De Heksenhoek, de allerlaatste Maastrichtse impasse
Eerlijk gezegd krijg ik het daarvan een beetje benauwd, temeer, omdat ik dat stukje een beetje snel heb geschreven, er vandaag nog tenminste één pertinente fout in stond en ik inmiddels nogmaals wat heb gecorrigeerd.
Al naar gelang de plannen naar buiten worden gebracht, begrijp ik dat er zowel links als rechts van waterpoort De Reek aan een doorbraak door de muur wordt gedacht.

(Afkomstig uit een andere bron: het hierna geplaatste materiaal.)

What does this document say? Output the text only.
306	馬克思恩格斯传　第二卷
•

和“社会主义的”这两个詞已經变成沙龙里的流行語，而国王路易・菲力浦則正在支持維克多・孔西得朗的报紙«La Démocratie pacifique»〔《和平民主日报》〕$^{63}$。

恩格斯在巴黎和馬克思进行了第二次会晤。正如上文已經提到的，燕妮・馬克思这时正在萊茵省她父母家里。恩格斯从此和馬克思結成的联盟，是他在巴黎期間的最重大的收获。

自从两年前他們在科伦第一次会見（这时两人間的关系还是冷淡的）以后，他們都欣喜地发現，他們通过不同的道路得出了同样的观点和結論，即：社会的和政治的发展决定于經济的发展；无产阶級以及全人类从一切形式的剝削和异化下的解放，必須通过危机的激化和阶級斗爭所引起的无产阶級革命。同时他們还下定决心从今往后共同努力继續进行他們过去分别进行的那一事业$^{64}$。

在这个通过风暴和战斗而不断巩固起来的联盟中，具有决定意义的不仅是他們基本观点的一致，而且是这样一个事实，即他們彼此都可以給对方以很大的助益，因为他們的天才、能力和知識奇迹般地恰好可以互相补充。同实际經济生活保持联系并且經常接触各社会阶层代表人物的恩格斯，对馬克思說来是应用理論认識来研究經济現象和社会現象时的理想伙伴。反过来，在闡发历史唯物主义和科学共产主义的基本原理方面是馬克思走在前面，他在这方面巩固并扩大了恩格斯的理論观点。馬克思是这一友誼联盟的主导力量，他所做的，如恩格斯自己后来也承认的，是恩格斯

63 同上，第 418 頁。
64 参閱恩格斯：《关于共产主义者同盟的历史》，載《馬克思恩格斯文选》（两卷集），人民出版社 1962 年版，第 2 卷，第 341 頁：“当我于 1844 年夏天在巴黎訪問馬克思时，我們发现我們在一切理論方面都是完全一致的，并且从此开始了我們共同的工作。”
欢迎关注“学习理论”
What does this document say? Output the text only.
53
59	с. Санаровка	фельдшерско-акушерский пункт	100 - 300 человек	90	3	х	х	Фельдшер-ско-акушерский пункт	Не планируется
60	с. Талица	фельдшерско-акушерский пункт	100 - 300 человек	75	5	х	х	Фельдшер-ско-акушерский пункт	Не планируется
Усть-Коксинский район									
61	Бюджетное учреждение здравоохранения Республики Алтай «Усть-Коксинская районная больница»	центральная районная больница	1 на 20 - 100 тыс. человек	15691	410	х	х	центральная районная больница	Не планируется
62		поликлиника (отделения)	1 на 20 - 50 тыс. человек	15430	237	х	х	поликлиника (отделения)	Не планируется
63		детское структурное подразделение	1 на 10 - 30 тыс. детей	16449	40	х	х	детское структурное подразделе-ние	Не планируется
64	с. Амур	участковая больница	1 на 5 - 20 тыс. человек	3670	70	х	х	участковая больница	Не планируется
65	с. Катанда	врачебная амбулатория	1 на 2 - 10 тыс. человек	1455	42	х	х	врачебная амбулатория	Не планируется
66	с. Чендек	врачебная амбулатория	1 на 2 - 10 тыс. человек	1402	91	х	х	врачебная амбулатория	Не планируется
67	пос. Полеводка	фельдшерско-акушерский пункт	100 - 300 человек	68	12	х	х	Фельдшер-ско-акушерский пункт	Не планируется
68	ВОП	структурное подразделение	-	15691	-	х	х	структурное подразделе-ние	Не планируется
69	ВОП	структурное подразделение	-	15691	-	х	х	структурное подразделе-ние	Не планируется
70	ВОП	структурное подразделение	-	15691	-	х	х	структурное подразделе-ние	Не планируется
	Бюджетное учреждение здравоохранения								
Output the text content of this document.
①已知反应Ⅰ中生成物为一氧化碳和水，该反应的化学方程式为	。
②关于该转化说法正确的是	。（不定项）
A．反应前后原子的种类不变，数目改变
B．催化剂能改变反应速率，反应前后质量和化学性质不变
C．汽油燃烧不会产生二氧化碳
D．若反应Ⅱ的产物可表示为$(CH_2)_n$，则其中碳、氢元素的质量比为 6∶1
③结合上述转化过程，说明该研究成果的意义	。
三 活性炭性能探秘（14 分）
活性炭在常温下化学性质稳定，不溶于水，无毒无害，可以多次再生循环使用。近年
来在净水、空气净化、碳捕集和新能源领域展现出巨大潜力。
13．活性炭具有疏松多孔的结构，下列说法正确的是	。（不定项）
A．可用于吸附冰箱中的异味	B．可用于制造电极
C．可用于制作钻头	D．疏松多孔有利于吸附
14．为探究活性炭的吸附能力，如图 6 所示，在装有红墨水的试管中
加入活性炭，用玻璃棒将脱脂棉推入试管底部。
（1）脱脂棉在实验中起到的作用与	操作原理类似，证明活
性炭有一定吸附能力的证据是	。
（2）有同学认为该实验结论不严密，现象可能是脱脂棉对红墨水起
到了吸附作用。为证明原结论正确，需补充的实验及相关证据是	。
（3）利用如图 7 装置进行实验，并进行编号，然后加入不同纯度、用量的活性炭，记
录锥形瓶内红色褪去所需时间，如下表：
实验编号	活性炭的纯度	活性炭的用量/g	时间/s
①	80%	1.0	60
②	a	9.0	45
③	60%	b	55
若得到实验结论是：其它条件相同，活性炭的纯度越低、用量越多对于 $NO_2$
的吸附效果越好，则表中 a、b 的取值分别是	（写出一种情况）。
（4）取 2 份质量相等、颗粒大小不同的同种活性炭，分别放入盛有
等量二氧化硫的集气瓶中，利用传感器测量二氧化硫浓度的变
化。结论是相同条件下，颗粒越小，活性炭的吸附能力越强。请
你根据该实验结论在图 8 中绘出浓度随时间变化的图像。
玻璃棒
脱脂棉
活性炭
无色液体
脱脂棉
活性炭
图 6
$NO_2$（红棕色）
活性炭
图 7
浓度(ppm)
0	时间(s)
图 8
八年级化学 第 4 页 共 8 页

Gezien vanuit het park gaat het links van De Reek om een bestaande verbinding in de vorm van een poterne, een 'servicetunneltje' voor de sluizen van de waterpoort. Tollers bijzondere foto's van die poterne laten zien hoe diep en breed de muur eigenlijk is. Tevens is duidelijk, dat het aanwenden van dit tunneltje als basis voor een fietsverbinding geen optie is. Ik ben beslist geen vestingdeskundige, maar ik geloof dat deze poterne de enige is die we nog in de stadsmuur hebben. (Een poterne is iets anders dan een kazemat). Ze moet dus gekoesterd worden als een waardevol onderdeel van de nog resterende stadsverdediging en niet worden verruïneerd ten gunste van een nutteloze bevlieging.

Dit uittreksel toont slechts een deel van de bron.